Where it stands: PG&E's stock plummeted after the ruling and is down by nearly a third ahead of the market's open.

2. Why the Northeast carbon pricing system matters
Expand chart
Data: Regional Greenhouse Gas Initiative; Chart: Axios Visuals

The consortium of Northeast and mid-Atlantic states that have a carbon pricing system for power plants is out with a new report that shows there the money raised is going.

Where it stands: The chart above shows the 2017 distribution of roughly $316 million in money raised via Regional Greenhouse Gas Initiative (RGGI), which auctions pollution "allowances" under its cap-and-trade system.

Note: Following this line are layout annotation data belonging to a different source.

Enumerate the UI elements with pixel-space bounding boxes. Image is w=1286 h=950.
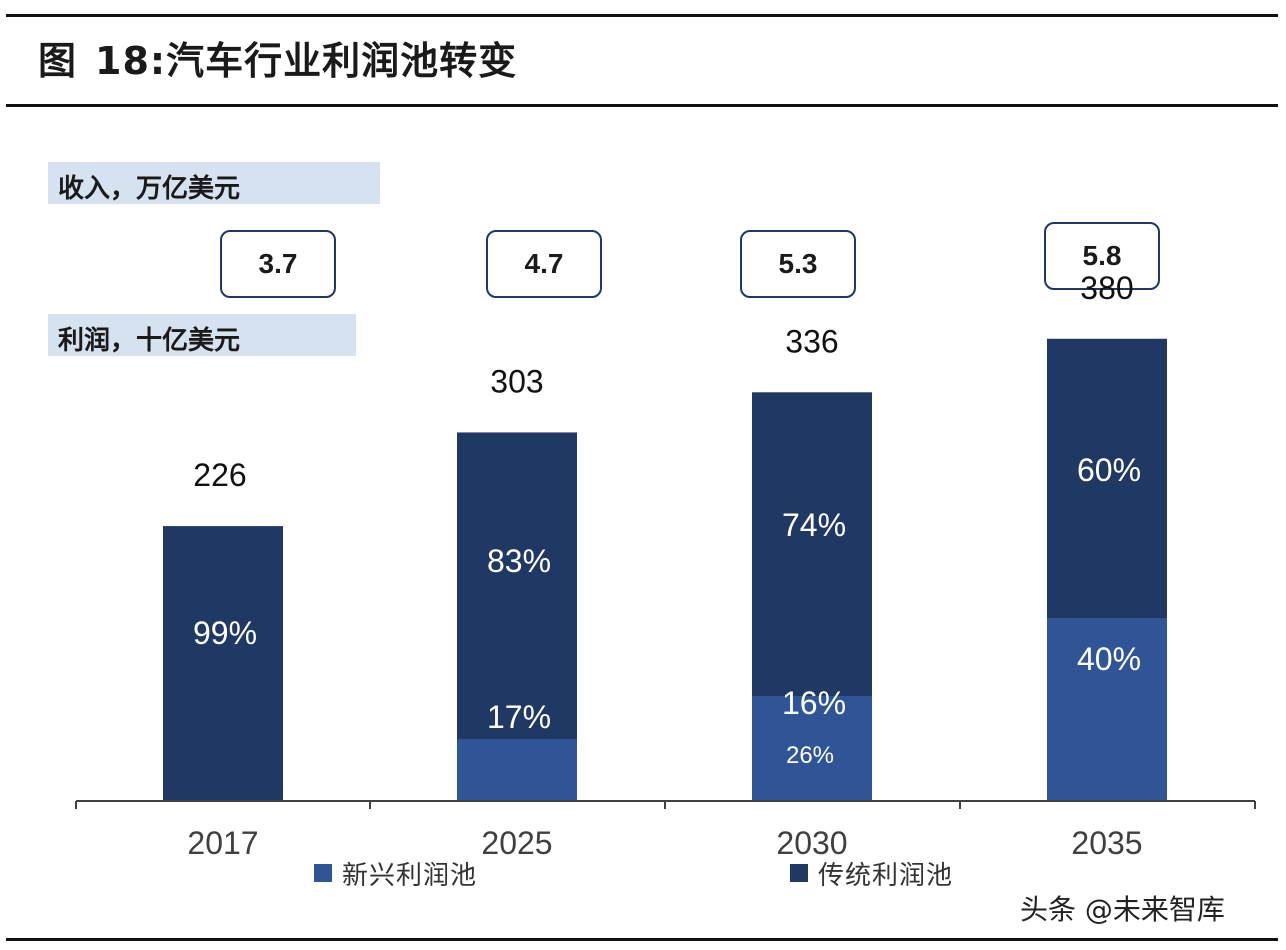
title-rule — [6, 104, 1278, 107]
traditional-pct-label-2025: 83% — [487, 543, 551, 579]
legend-label-traditional: 传统利润池 — [818, 860, 954, 891]
total-label-2035: 380 — [1080, 270, 1133, 306]
legend-emerging: 新兴利润池 — [314, 856, 478, 891]
total-label-2025: 303 — [490, 363, 543, 399]
figure-number: 18: — [95, 39, 167, 83]
x-tick-label-2017: 2017 — [187, 825, 258, 861]
emerging-pct-label-2035: 40% — [1077, 641, 1141, 677]
profit-label-band: 利润，十亿美元 — [48, 314, 356, 356]
bar-emerging-2025 — [457, 739, 577, 801]
title-text: 汽车行业利润池转变 — [166, 39, 518, 83]
revenue-label: 收入，万亿美元 — [58, 174, 241, 204]
legend-traditional: 传统利润池 — [790, 856, 954, 891]
revenue-box-2025: 4.7 — [486, 230, 602, 298]
traditional-pct-label-2035: 60% — [1077, 452, 1141, 488]
x-tick-label-2035: 2035 — [1071, 825, 1142, 861]
bottom-rule — [6, 938, 1278, 941]
bar-traditional-2017 — [163, 526, 283, 801]
x-tick-label-2025: 2025 — [481, 825, 552, 861]
emerging-pct-label-2030: 16% — [782, 685, 846, 721]
top-rule — [6, 14, 1278, 17]
traditional-pct-label-2017: 99% — [193, 615, 257, 651]
x-tick-label-2030: 2030 — [776, 825, 847, 861]
revenue-box-2030: 5.3 — [740, 230, 856, 298]
figure-label: 图 — [38, 39, 78, 83]
emerging-pct-label-2025: 17% — [487, 699, 551, 735]
traditional-pct-label-2030: 74% — [782, 507, 846, 543]
total-label-2030: 336 — [785, 323, 838, 359]
legend-swatch-traditional — [790, 864, 808, 882]
revenue-box-2035: 5.8 — [1044, 222, 1160, 290]
total-label-2017: 226 — [193, 457, 246, 493]
legend-label-emerging: 新兴利润池 — [342, 860, 478, 891]
watermark: 头条 @未来智库 — [1020, 893, 1225, 926]
revenue-label-band: 收入，万亿美元 — [48, 162, 380, 204]
extra-pct-label-2030: 26% — [786, 742, 834, 769]
bar-emerging-2035 — [1047, 618, 1167, 801]
revenue-box-2017: 3.7 — [220, 230, 336, 298]
bar-emerging-2030 — [752, 696, 872, 801]
legend-swatch-emerging — [314, 864, 332, 882]
figure-title: 图 18:汽车行业利润池转变 — [38, 30, 517, 85]
profit-label: 利润，十亿美元 — [58, 326, 241, 356]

  • RGGI states have steered a total of $2.4 billion into those areas since the program launched in 2009, the report shows.

Quick take: The report underscores how carbon pricing can raise substantial revenue for initiatives that help reduce emissions, even if the CO2 prices themselves are too low to directly cause changes in the power mix.

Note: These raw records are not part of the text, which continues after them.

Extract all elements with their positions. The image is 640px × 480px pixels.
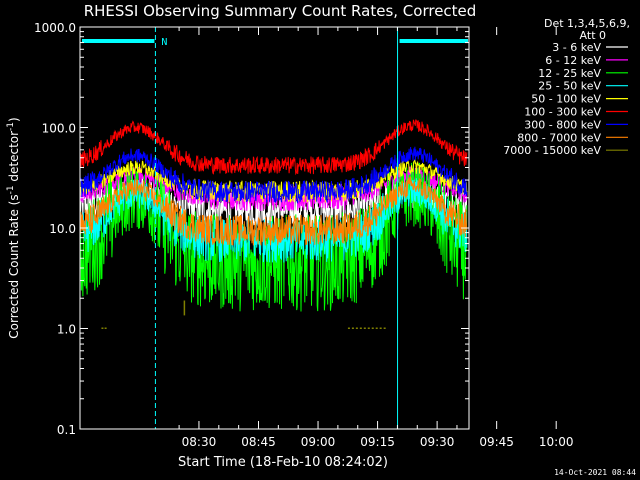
x-tick-label: 09:30 [420, 435, 455, 449]
legend-label: 300 - 800 keV [524, 118, 601, 131]
chart-title: RHESSI Observing Summary Count Rates, Co… [84, 2, 477, 20]
data-point [375, 327, 378, 329]
legend-header-attenuator: Att 0 [580, 29, 606, 42]
x-tick-label: 09:00 [301, 435, 336, 449]
legend-label: 50 - 100 keV [531, 93, 601, 106]
data-point [355, 327, 358, 329]
data-point [347, 327, 350, 329]
legend-label: 100 - 300 keV [524, 106, 601, 119]
y-tick-label: 1.0 [57, 323, 76, 337]
footer-date: 14-Oct-2021 08:44 [554, 468, 636, 477]
x-tick-label: 08:30 [182, 435, 217, 449]
data-point [363, 327, 366, 329]
y-axis: 0.1 1.0 10.0 100.0 1000.0 [34, 21, 469, 437]
data-point [104, 327, 107, 329]
x-axis: 08:30 08:45 09:00 09:15 09:30 09:45 10:00 [178, 27, 574, 449]
x-axis-label: Start Time (18-Feb-10 08:24:02) [178, 455, 388, 470]
series-line [79, 119, 468, 176]
data-point [383, 327, 386, 329]
series-line [79, 176, 468, 246]
data-point [359, 327, 362, 329]
x-tick-label: 09:15 [360, 435, 395, 449]
x-tick-label: 09:45 [479, 435, 514, 449]
y-tick-label: 100.0 [42, 122, 76, 136]
y-tick-label: 1000.0 [34, 21, 76, 35]
x-tick-label: 08:45 [241, 435, 276, 449]
data-point [371, 327, 374, 329]
series-layer [79, 119, 468, 329]
series-line [79, 146, 468, 205]
legend-label: 25 - 50 keV [538, 80, 601, 93]
y-axis-label: Corrected Count Rate (s-1 detector-1) [6, 117, 21, 338]
data-point [379, 327, 382, 329]
data-point [101, 327, 104, 329]
night-marker-label: N [161, 37, 167, 48]
data-point [367, 327, 370, 329]
y-tick-label: 0.1 [57, 423, 76, 437]
y-tick-label: 10.0 [49, 222, 76, 236]
legend-label: 12 - 25 keV [538, 67, 601, 80]
legend-label: 6 - 12 keV [545, 54, 601, 67]
data-point [351, 327, 354, 329]
legend-label: 7000 - 15000 keV [503, 144, 601, 157]
legend-label: 3 - 6 keV [552, 41, 601, 54]
legend-header-detectors: Det 1,3,4,5,6,9, [544, 17, 630, 30]
legend-label: 800 - 7000 keV [517, 131, 601, 144]
x-tick-label: 10:00 [539, 435, 574, 449]
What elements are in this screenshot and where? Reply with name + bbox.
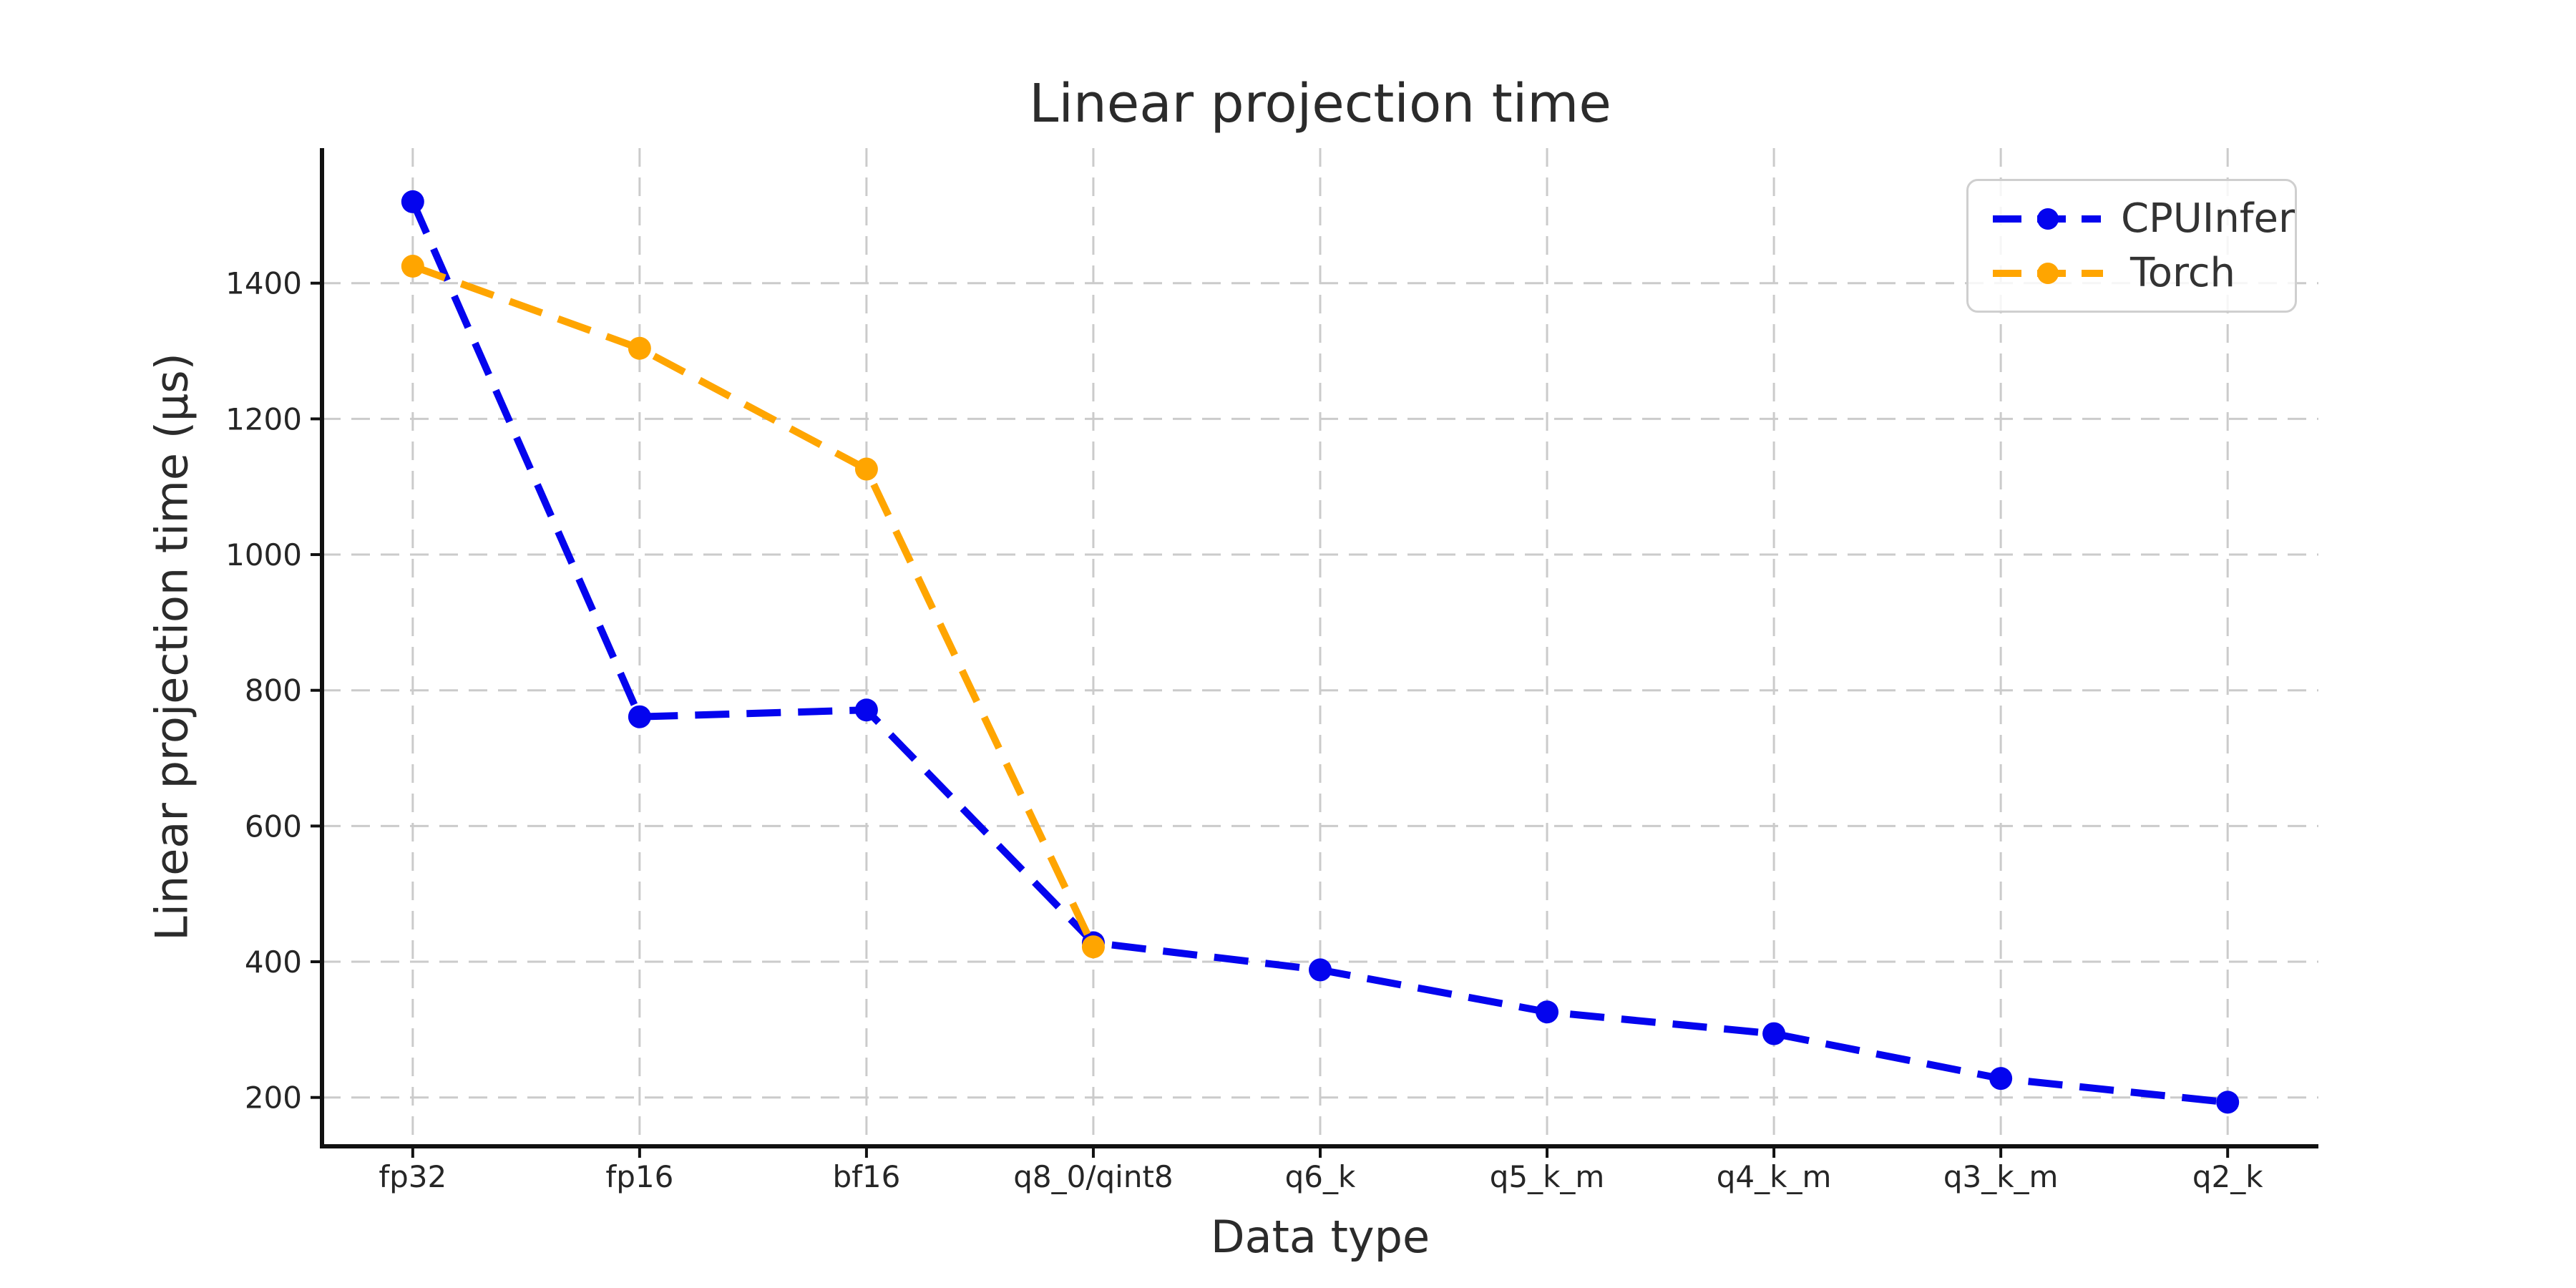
data-point-torch — [854, 457, 878, 481]
legend-line-sample — [1993, 262, 2103, 284]
legend-marker-torch — [2037, 262, 2059, 284]
x-tick-label: fp16 — [605, 1159, 673, 1194]
x-tick-label: q6_k — [1285, 1159, 1356, 1194]
y-tick-label: 1400 — [225, 266, 302, 301]
x-tick-label: q5_k_m — [1490, 1159, 1605, 1194]
legend-label-torch: Torch — [2130, 250, 2236, 296]
data-point-cpuinfer — [1309, 958, 1332, 982]
y-tick-label: 200 — [245, 1080, 302, 1116]
legend-line-sample — [1993, 208, 2101, 230]
x-tick-label: bf16 — [832, 1159, 900, 1194]
data-point-cpuinfer — [1536, 1000, 1559, 1024]
data-point-cpuinfer — [1989, 1067, 2013, 1091]
legend-item-cpuinfer: CPUInfer — [1989, 195, 2295, 242]
x-tick-label: q8_0/qint8 — [1013, 1159, 1173, 1194]
y-tick-label: 800 — [245, 673, 302, 708]
data-point-cpuinfer — [401, 190, 424, 213]
data-point-torch — [628, 336, 651, 360]
data-point-torch — [1081, 935, 1105, 959]
legend-item-torch: Torch — [1989, 250, 2295, 296]
legend-marker-cpuinfer — [2037, 208, 2059, 230]
y-axis-label: Linear projection time (μs) — [145, 353, 198, 941]
x-tick-label: fp32 — [379, 1159, 447, 1194]
legend-label-cpuinfer: CPUInfer — [2120, 195, 2295, 242]
legend: CPUInfer Torch — [1966, 179, 2297, 313]
x-tick-label: q4_k_m — [1717, 1159, 1832, 1194]
x-tick-label: q2_k — [2192, 1159, 2263, 1194]
y-tick-label: 1000 — [225, 537, 302, 572]
chart-title: Linear projection time — [1029, 73, 1611, 135]
data-point-torch — [401, 255, 424, 278]
data-point-cpuinfer — [2216, 1091, 2240, 1114]
series-line-torch — [411, 263, 1097, 949]
data-point-cpuinfer — [1762, 1022, 1786, 1045]
data-point-cpuinfer — [628, 705, 651, 728]
y-tick-label: 1200 — [225, 401, 302, 436]
x-tick-label: q3_k_m — [1943, 1159, 2059, 1194]
y-tick-label: 600 — [245, 809, 302, 844]
data-point-cpuinfer — [854, 698, 878, 722]
x-axis-label: Data type — [1210, 1211, 1430, 1263]
y-tick-label: 400 — [245, 945, 302, 980]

  • And that has arguably been the case with RGGI, which has seen fairly low prices at its pollution allowance auctions over the years.
  • Other forces, namely the rise of cheap natural gas and renewables' growth, have been key drivers of changes to the electricity mix and emissions cuts in RGGI states.
  • Go deeper: This Twitter thread among some energy wonks dives into this further.
3. Coal industry hits natural gas on climate

America's beleaguered coal industry is attacking natural gas for its role in fueling climate change, Axios' Amy Harder reports.

Between the lines: You read that right! It’s ironic because coal is considered far more damaging to the climate than gas.

  • Coal's new attack — via a blog post by a prominent trade group — shows the desperate measures the industry is taking as it loses market share to gas and faces increasing criticism over its climate effects.

The big picture: Gas emits far less CO2 when burned than coal, but its primary component — methane — is also a potent greenhouse gas that can escape during production and transport.

Driving the news: The National Mining Association's blog post argues that as gas has become the country's largest power source, higher CO2 emissions from gas-fired generation make it "a leading contributor to the challenge.”

What they’re saying: “That’s apparently news to the oil and natural gas industry,” the post argues.

  • It adds: “One ad after another positions natural gas as the key emissions solution. Why debate the environmental merits of fracking when you can step on the head of the coal industry to prove your value in a carbon-constrained world?”

Reality check: On a per-unit basis, coal creates more carbon dioxide, which is by far the most prevalent greenhouse gas, compared to oil and gas.

4. Checking in on Big Oil's slow diversification

BP's venture arm announced Thursday that it led a Series A funding round for Grid Edge, a British software company that helps buildings control and cut their energy use.

Why it matters: It's the latest sign of how oil majors are boosting their investments in power technologies, EV charging and other areas outside their dominant fossil fuel lines.

The big picture: BP and Grid Edge said in their joint announcement that the startup's tech draws on data like weather forecasts and expected building occupancy to help customers tailor their energy needs.

  • It enables them to "leverage periods of high renewable power generation, and effectively use their building’s flexibility in energy demand and generation like a giant battery, to reduce costs and carbon emissions," per the statement.
  • The companies did not disclose the size of the investment.

Speaking of Big Oil and climate change, Reuters reports: "Royal Dutch Shell said on Thursday it would offset the carbon dioxide emissions of around 1.5 million road users in Britain starting later this month under a loyalty scheme."